Down to Earth Garden Know How by Dick Raymond was given to me by my Grandmother McElligott when I first began to garden. It was her fathers gardening book so it was already nicely broken in when I received it.
I remember being a young boy and visiting my great-grandfathers gardens. Specifically I remember the giant sweet peppers and mortgage buster tomatoes. He was from the old school, I remember finding a huge iron nail in the soil and bringing it to him so no one would get hurt, he took it and put it back in the dirt to feed the plants. When you went into his home he had the surplus from his garden in old half gallon milk containers in his freezer and jar upon jar of pickled veggies. People came from miles around to buy his produce.
Upon reading Dick Raymonds book I understand why my great-grandfather was such a good gardener. Dick Raymond was self taught, his expertise developed through years of hard work and his relationship with the land. Truth be told that is what I like about Dick Raymond his writing creates an atmosphere of casual conversation. It is far from clinical but full of useful knowledge and interesting wives tales that are hard to resist trying. He was ahead of his time in the pursuit of organic gardening as well.

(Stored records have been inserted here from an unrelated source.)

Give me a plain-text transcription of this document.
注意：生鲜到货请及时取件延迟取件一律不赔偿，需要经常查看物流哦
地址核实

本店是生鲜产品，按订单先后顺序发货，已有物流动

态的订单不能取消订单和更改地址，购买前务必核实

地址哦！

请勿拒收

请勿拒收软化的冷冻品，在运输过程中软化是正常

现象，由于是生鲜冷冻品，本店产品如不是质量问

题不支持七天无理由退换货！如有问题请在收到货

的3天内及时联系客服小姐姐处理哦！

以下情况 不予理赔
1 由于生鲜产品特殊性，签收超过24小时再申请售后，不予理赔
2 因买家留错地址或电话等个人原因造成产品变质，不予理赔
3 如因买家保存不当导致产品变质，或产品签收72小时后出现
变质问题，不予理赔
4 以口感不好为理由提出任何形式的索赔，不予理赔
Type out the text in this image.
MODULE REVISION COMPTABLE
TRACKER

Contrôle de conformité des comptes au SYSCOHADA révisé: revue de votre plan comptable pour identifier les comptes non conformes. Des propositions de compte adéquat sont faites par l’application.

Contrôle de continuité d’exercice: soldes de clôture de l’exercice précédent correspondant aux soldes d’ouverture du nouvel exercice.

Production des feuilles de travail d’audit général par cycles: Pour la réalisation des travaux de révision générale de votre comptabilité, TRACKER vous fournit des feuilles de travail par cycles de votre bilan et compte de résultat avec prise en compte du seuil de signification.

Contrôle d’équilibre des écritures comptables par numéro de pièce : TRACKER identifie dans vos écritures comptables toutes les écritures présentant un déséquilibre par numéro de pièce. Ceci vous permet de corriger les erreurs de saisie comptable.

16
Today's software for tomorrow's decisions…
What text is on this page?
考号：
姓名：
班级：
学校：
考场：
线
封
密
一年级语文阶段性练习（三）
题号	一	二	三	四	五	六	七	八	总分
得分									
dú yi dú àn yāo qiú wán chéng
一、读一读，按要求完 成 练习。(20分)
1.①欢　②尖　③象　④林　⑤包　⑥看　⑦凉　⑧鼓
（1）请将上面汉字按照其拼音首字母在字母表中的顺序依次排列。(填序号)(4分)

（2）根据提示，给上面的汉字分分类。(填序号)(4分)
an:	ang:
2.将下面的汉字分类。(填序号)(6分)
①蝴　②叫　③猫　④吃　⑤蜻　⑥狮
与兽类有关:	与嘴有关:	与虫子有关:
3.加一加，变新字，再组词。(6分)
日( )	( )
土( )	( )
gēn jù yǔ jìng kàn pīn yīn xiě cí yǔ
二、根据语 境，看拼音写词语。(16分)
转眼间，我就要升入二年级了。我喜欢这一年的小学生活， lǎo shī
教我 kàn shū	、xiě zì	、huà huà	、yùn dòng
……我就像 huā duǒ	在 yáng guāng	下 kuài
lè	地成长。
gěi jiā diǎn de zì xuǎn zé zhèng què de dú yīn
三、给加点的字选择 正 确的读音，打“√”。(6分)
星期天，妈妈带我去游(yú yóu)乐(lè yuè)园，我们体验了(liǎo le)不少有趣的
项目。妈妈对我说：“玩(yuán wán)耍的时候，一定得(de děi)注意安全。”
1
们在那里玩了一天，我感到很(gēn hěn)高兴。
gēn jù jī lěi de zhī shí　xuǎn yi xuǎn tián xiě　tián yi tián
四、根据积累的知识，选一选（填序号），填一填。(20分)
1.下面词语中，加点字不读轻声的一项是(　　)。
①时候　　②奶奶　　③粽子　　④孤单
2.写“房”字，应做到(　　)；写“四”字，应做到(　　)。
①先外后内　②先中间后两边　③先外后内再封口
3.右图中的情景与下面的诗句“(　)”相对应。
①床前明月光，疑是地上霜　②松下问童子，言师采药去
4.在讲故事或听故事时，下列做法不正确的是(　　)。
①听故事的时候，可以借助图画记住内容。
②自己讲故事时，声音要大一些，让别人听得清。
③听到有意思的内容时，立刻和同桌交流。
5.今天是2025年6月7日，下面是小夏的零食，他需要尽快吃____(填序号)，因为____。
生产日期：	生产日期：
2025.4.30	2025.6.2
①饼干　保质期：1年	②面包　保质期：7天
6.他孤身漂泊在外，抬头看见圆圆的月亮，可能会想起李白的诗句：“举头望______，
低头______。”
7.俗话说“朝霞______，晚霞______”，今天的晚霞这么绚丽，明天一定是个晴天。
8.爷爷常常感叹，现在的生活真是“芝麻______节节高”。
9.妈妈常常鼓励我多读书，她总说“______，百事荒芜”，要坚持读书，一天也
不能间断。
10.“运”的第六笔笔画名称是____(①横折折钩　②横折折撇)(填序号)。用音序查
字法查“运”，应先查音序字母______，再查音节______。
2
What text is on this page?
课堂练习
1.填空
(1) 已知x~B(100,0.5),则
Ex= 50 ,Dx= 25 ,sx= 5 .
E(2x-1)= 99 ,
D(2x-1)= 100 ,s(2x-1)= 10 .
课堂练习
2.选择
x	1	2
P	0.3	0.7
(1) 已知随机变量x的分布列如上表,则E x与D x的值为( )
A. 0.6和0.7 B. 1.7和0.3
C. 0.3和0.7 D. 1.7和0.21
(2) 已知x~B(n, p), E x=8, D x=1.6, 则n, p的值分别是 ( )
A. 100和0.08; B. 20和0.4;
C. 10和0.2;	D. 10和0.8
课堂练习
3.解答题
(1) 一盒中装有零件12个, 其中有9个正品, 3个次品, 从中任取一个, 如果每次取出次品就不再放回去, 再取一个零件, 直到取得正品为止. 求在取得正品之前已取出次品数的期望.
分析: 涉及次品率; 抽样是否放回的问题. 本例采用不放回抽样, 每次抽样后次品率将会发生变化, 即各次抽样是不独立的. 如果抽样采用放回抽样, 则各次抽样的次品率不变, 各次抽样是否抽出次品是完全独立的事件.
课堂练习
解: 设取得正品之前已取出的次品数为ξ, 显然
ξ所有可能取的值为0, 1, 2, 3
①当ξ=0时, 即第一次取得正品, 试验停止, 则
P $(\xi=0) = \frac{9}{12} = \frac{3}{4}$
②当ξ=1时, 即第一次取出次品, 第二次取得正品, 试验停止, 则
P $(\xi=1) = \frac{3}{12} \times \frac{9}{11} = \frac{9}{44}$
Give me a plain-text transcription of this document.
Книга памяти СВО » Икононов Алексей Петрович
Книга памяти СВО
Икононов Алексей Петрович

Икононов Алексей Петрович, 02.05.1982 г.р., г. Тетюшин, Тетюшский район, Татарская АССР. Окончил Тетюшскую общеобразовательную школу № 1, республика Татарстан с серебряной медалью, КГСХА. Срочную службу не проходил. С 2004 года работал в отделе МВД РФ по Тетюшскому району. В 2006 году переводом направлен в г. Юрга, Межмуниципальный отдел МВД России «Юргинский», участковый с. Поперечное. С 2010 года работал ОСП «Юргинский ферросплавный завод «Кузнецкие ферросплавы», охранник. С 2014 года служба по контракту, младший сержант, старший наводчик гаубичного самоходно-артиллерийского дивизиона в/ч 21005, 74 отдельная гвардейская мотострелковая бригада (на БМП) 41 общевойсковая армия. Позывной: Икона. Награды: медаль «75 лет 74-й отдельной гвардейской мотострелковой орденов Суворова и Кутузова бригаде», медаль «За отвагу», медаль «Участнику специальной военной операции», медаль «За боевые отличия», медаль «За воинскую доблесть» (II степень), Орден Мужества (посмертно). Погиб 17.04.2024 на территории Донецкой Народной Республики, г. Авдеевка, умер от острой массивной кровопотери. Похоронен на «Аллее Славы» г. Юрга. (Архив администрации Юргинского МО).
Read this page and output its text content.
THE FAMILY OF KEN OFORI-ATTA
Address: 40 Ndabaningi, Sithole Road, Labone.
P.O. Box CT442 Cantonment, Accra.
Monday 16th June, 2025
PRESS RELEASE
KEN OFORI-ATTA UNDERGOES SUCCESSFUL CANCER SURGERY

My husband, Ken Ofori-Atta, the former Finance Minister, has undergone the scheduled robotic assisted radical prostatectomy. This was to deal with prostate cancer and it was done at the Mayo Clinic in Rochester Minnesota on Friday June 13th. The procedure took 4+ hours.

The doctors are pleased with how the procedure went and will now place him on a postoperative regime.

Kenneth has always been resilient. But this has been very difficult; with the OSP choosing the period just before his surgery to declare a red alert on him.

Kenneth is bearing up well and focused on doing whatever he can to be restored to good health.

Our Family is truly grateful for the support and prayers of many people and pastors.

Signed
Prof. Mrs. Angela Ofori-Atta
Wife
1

The book itself is nearly forty years old yet I take it right into the garden while I am working and aside from a little dirt on the cover and some jagged corners it has held up from one gardener to the next for nearly four decades. Obviously it has sentimental value to me but I recommend it to new gardeners none the less. It covers most veggies, composting, root cellars and other storage methods as well as pest control and how to prepare your bed for the winter.
It is the perfect book to pick up on a cold winter evening and dream about warmer weather.